Aruba, in the Carribean sea, could attract many investors
Aruba is a constituent country of the Kingdom of the Netherlands in the southern Caribbean Sea, located about 1,600 kilometres west of the main part of the Lesser Antilles and 29 kilometres north of the coast of Venezuela
Aruba is generally considered outside the hurricane belt. It has struggled to recover from the global real estate crisis of 2008, when home prices fell anywhere from 15 % to 40 %, though there have been some gains in recent years.
The market was doing very well until this year. The real estate market has slowed down in 2016.

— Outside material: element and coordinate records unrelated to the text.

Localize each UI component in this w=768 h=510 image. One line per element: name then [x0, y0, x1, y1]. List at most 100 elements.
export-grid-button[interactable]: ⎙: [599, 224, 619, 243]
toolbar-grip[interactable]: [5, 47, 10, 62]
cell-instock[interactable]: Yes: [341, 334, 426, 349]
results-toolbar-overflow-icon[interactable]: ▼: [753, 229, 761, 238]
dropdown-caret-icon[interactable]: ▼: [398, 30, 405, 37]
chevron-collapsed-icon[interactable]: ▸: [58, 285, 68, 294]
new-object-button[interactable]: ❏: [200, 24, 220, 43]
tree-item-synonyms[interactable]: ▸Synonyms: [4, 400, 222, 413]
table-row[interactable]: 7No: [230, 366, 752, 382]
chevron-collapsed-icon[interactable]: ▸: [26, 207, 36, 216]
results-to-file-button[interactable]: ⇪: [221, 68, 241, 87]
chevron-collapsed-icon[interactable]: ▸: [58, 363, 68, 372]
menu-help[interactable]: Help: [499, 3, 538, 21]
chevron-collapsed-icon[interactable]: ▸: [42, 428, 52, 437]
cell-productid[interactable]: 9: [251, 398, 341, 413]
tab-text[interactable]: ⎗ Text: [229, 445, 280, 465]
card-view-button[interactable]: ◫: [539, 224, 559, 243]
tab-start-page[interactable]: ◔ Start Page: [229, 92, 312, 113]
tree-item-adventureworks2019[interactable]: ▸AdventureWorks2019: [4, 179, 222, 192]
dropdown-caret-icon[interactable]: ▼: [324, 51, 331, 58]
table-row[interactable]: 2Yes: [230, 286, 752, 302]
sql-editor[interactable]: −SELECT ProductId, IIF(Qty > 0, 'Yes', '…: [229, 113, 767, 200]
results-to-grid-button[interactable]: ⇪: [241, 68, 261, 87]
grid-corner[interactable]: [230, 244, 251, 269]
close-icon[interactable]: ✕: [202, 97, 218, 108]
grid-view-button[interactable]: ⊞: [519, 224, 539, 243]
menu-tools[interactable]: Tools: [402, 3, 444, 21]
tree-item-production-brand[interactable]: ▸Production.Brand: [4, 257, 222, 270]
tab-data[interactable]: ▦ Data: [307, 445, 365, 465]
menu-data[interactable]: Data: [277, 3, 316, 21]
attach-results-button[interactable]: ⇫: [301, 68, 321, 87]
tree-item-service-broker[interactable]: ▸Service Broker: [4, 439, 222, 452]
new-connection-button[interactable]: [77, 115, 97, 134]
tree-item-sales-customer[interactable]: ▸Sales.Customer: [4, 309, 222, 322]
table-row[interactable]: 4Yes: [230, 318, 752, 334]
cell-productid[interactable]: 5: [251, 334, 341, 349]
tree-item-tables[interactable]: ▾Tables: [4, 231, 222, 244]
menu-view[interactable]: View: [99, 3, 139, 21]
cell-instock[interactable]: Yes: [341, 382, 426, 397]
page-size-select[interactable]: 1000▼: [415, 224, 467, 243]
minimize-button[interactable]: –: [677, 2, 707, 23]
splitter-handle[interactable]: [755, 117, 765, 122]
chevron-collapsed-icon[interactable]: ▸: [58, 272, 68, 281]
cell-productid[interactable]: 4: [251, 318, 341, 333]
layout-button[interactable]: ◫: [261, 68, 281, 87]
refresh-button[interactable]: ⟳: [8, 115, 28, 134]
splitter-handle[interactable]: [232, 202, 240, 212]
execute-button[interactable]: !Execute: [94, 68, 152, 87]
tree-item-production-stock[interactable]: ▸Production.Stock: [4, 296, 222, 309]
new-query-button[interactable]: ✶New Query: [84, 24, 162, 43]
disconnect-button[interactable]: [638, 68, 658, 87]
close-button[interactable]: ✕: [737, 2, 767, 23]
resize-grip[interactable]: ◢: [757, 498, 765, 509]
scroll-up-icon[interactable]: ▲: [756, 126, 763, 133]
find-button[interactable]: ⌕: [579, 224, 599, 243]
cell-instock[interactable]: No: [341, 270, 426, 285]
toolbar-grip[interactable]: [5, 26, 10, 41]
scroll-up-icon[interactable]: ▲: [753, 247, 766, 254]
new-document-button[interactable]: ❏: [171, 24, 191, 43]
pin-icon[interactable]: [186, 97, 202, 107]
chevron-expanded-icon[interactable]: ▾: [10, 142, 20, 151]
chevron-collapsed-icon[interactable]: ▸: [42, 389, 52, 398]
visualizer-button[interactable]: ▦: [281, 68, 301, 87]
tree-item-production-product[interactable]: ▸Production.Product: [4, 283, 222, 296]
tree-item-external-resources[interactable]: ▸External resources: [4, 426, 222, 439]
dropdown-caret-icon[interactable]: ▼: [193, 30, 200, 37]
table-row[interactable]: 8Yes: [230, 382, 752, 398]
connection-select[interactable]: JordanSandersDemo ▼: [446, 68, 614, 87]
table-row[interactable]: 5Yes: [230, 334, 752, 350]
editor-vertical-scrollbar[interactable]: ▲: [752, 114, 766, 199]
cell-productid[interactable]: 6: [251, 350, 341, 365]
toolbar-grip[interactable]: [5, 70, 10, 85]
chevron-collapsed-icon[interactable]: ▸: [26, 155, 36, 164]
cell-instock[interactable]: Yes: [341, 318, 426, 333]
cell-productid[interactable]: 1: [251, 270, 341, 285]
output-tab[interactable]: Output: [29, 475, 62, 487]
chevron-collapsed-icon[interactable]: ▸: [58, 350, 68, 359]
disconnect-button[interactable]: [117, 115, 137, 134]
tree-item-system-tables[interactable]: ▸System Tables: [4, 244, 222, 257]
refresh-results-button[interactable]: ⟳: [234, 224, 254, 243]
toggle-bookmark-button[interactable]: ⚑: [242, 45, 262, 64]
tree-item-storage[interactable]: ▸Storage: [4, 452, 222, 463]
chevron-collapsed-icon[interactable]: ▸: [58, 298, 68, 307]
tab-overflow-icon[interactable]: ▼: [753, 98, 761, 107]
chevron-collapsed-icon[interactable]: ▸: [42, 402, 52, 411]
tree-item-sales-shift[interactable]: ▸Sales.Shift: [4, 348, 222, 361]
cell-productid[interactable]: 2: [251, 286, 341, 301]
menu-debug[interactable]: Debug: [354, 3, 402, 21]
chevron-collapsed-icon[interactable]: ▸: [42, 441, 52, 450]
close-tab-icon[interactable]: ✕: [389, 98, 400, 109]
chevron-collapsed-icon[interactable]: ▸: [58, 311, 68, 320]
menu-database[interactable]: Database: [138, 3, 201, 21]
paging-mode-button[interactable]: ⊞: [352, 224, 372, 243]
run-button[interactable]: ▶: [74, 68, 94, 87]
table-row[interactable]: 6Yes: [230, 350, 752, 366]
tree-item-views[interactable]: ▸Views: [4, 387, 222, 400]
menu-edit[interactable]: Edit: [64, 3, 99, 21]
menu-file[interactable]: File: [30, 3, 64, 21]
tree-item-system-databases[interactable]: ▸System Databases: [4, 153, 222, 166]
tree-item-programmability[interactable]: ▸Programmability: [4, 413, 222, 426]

Compounding problems have been an ongoing recession in neighboring Venezuela; a loss of value in the Canadian dollar; and the recent presidential election in the United States, which has prompted potential home buyers to hesitate. Those three countries supply the bulk of foreign home buyers in Aruba.
The market has been better in recent years, but not much better.
Aruba is very much a buyers’ market now. The average price per square foot in Aruba is roughly half that of luxury destinations such as Anguilla or Turks and Caicos.
The typical second or vacation home would range in price between $250,000 to $600,000. However, in wealthier areas, such as Malmok and Tierra del Sol, properties can range from $950,000 for an oceanview lot up to about $9 million for beachfront properties.
The northern end of the island is the most popular with foreign home buyers, including Malmok, Noord, Palm Beach and Eagle Beach, where some new condominium projects are in the works.
North Americans are the largest group of foreign home buyers in Aruba, followed by Venezuelan investors. Aruba, though a part of the Netherlands, has relatively few Dutch buyers.